Intro
Often times, it can help make sense of complex information by simplifying and organizing them. A knowledge map (sometimes also known as conceptual map) is a visual simplification of how something works.
When you learn something new, you inevitably start building a knowledge map in your mind, which is why you may also refer to this as a mental model, but often it helps to take a step back and deliberately think about how you want to create your mental model, ideally by drawing out a little knowledge map.
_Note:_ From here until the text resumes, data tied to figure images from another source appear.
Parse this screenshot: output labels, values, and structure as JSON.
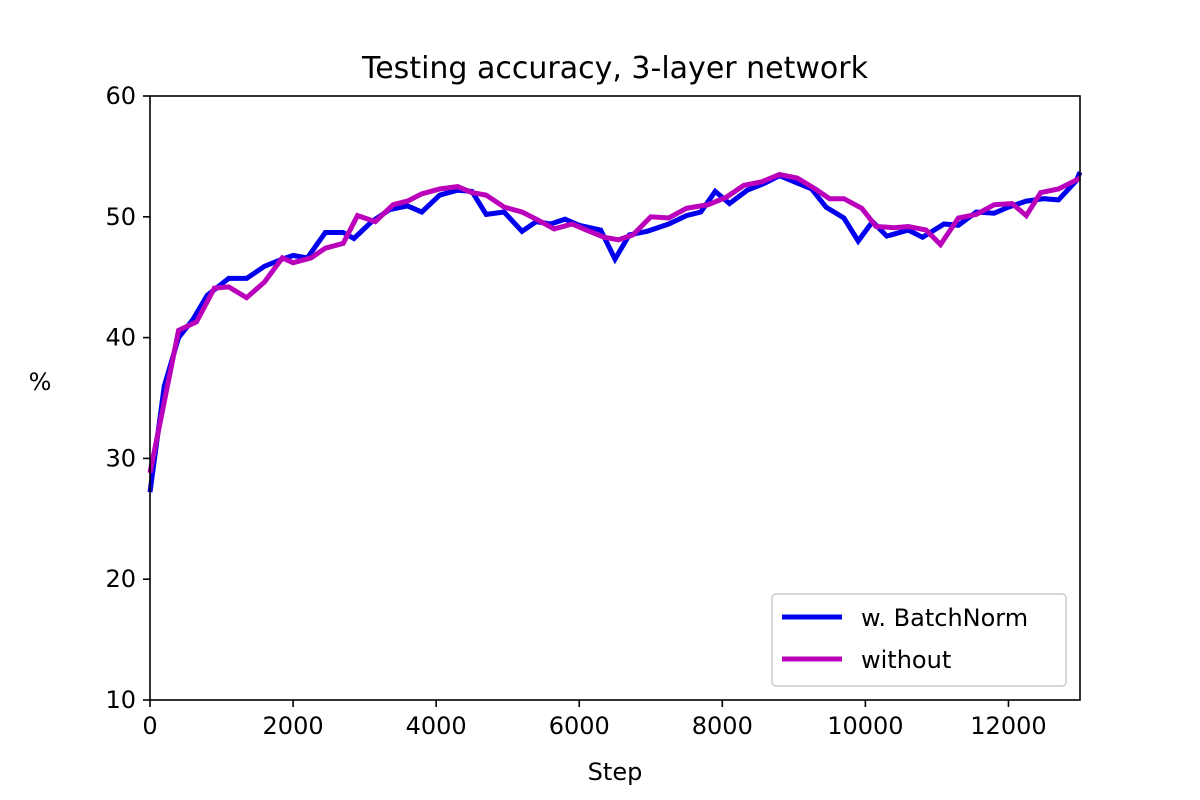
{
  "chart_data": {
    "type": "line",
    "title": "Testing accuracy, 3-layer network",
    "xlabel": "Step",
    "ylabel": "%",
    "xlim": [
      0,
      13000
    ],
    "ylim": [
      10,
      60
    ],
    "xticks": [
      0,
      2000,
      4000,
      6000,
      8000,
      10000,
      12000
    ],
    "yticks": [
      10,
      20,
      30,
      40,
      50,
      60
    ],
    "grid": false,
    "legend": {
      "position": "bottom-right"
    },
    "series": [
      {
        "name": "w. BatchNorm",
        "color": "#0000ee",
        "points": [
          [
            0,
            27.2
          ],
          [
            200,
            36.0
          ],
          [
            400,
            40.0
          ],
          [
            600,
            41.5
          ],
          [
            800,
            43.5
          ],
          [
            1100,
            44.9
          ],
          [
            1350,
            44.9
          ],
          [
            1600,
            45.9
          ],
          [
            1850,
            46.5
          ],
          [
            2000,
            46.8
          ],
          [
            2200,
            46.6
          ],
          [
            2450,
            48.7
          ],
          [
            2700,
            48.7
          ],
          [
            2850,
            48.2
          ],
          [
            3100,
            49.6
          ],
          [
            3350,
            50.6
          ],
          [
            3600,
            50.9
          ],
          [
            3800,
            50.4
          ],
          [
            4050,
            51.8
          ],
          [
            4300,
            52.2
          ],
          [
            4500,
            52.1
          ],
          [
            4700,
            50.2
          ],
          [
            4950,
            50.4
          ],
          [
            5200,
            48.8
          ],
          [
            5400,
            49.6
          ],
          [
            5600,
            49.4
          ],
          [
            5800,
            49.8
          ],
          [
            6000,
            49.3
          ],
          [
            6300,
            48.9
          ],
          [
            6500,
            46.5
          ],
          [
            6700,
            48.5
          ],
          [
            6950,
            48.8
          ],
          [
            7250,
            49.4
          ],
          [
            7500,
            50.1
          ],
          [
            7700,
            50.4
          ],
          [
            7900,
            52.1
          ],
          [
            8100,
            51.1
          ],
          [
            8350,
            52.2
          ],
          [
            8600,
            52.8
          ],
          [
            8800,
            53.4
          ],
          [
            9050,
            52.8
          ],
          [
            9250,
            52.3
          ],
          [
            9450,
            50.8
          ],
          [
            9700,
            49.9
          ],
          [
            9900,
            48.0
          ],
          [
            10100,
            49.6
          ],
          [
            10300,
            48.4
          ],
          [
            10600,
            48.9
          ],
          [
            10800,
            48.3
          ],
          [
            11100,
            49.4
          ],
          [
            11300,
            49.3
          ],
          [
            11550,
            50.4
          ],
          [
            11800,
            50.3
          ],
          [
            12000,
            50.8
          ],
          [
            12250,
            51.3
          ],
          [
            12500,
            51.5
          ],
          [
            12700,
            51.4
          ],
          [
            12950,
            53.0
          ],
          [
            13000,
            53.7
          ]
        ]
      },
      {
        "name": "without",
        "color": "#bb00bb",
        "points": [
          [
            0,
            28.8
          ],
          [
            200,
            34.7
          ],
          [
            400,
            40.6
          ],
          [
            650,
            41.3
          ],
          [
            900,
            44.1
          ],
          [
            1100,
            44.2
          ],
          [
            1350,
            43.3
          ],
          [
            1600,
            44.6
          ],
          [
            1850,
            46.6
          ],
          [
            2000,
            46.2
          ],
          [
            2250,
            46.6
          ],
          [
            2450,
            47.4
          ],
          [
            2700,
            47.8
          ],
          [
            2900,
            50.1
          ],
          [
            3150,
            49.6
          ],
          [
            3400,
            51.0
          ],
          [
            3600,
            51.3
          ],
          [
            3800,
            51.9
          ],
          [
            4050,
            52.3
          ],
          [
            4300,
            52.5
          ],
          [
            4500,
            52.0
          ],
          [
            4700,
            51.8
          ],
          [
            4950,
            50.8
          ],
          [
            5200,
            50.4
          ],
          [
            5400,
            49.8
          ],
          [
            5650,
            49.0
          ],
          [
            5900,
            49.4
          ],
          [
            6100,
            48.9
          ],
          [
            6350,
            48.3
          ],
          [
            6550,
            48.1
          ],
          [
            6750,
            48.5
          ],
          [
            7000,
            50.0
          ],
          [
            7250,
            49.9
          ],
          [
            7500,
            50.7
          ],
          [
            7800,
            51.0
          ],
          [
            8050,
            51.6
          ],
          [
            8300,
            52.6
          ],
          [
            8550,
            52.9
          ],
          [
            8800,
            53.5
          ],
          [
            9050,
            53.2
          ],
          [
            9300,
            52.3
          ],
          [
            9500,
            51.5
          ],
          [
            9700,
            51.5
          ],
          [
            9950,
            50.7
          ],
          [
            10150,
            49.2
          ],
          [
            10400,
            49.1
          ],
          [
            10600,
            49.2
          ],
          [
            10850,
            48.9
          ],
          [
            11050,
            47.7
          ],
          [
            11300,
            49.9
          ],
          [
            11550,
            50.2
          ],
          [
            11800,
            51.0
          ],
          [
            12050,
            51.1
          ],
          [
            12250,
            50.1
          ],
          [
            12450,
            52.0
          ],
          [
            12700,
            52.3
          ],
          [
            12900,
            52.9
          ],
          [
            13000,
            53.2
          ]
        ]
      }
    ]
  }
}
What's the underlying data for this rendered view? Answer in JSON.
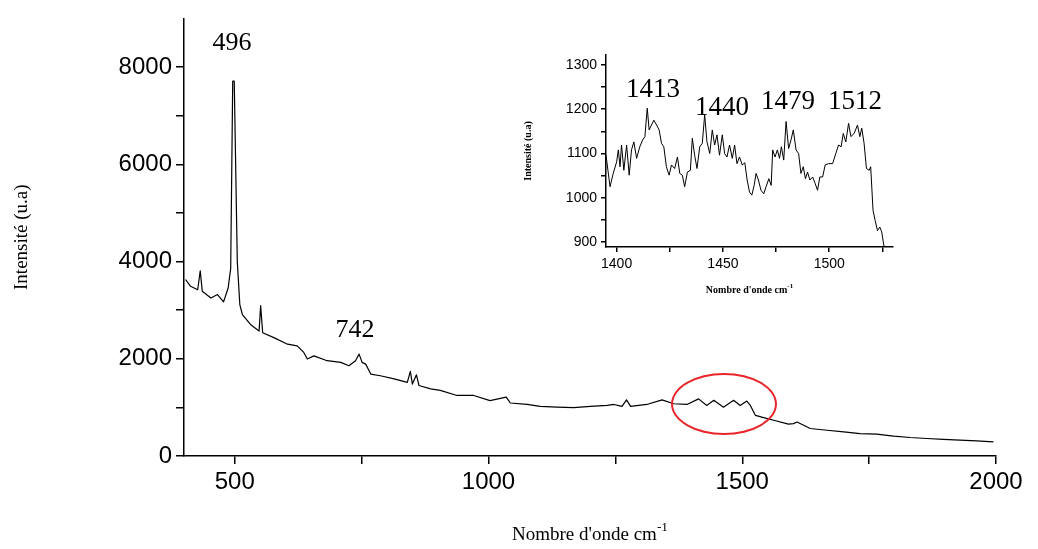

Such knowledge maps are useful for both teachers and students.
From a teacher’s perspective
- Knowledge maps allow better transfer of complex knowledge to students. Often times, breaking down information and visualizing the components makes it easier for students to understand a complex topic.
- This also helps the teacher avoid cognitive overload. A common rule of thumb says that humans cannot grasp more than 7 pieces of information at a time. Having a visual knowldge map often allows teachers to realize that they need to simplify.
From a student’s perspective - A knowledge map is a compact way of representing a topic or concept, making it easier to grasp the various components and how they relate or interact. - Organizing information visually and mentally also helps transfer knowledge into long term memory, as opposed to short-term memory. - It’s a great way to summarize a lesson, which you can revisit at the start of the next lesson. This might help you connect ideas effectively from one week of the course to the next.
The mental models that students create are of course heavily influenced by the teacher’s own mental models. But sometimes you may want to create your very own in a way that makes most sense to you. And for that, drawing out a knowledge map is one of the best approaches.
Example 1: An API Call
Let’s go through two examples. The first one is a very simple knowlegde map of an API call. We will take the ChatGPT user interface (where you type in a message and get a response from the AI) as our example.
In words: You (the user) interacts with the UI through your internet browser. When you type a message and click “send”, an API call is made from your browser to OpenAI, the creator of ChatGPT. OpenAI runs your message through their AI system and returns the response. Importantly, the API as well as the response have a standardized, agreed upon format, otherwise the communication fails.
Example 2: Training and Evaluating a ML Model
Our second example is the process of training and evaluating a machine learning model, a typical task of a data scientist. You learn about this in our DS202 course in detail, so here is what this process typically looks like.
In words: You start by splitting the data into a training and test set. Using the training data only, you fit a machine learning model (eg a linear regression). You then use your fitted model and evaluate its performance using the validation data. The reason for this train/test split is that we always want to evaluate the performance of the model on an unseen, separate data set, which is more reliable.
Conclusion
Knowledge maps can help visually organize information. If you find yourself struggling to grasp a concept, try visualizing it. Chances are, you will realize along the way what is missing, and once you have you knowledge map, you won’t forget it.
There is no right or wrong here really, every knowledge map looks different, and it just has to work for you. But here are some general tips:
- keep it simple - you don’t need to visualize every detail, but you can add the ones that are most important to you
- keep evolving your concept map - if you learn something new, you may realize that you need to update your mental model
- share your concept map with someone else - they may agree or disagree with your version, but together you can arrive at an even better one
- advance tip - if you feel especially motivated, you can even draw Quarto diagrams using code.
Just give it a try and see how it works for you.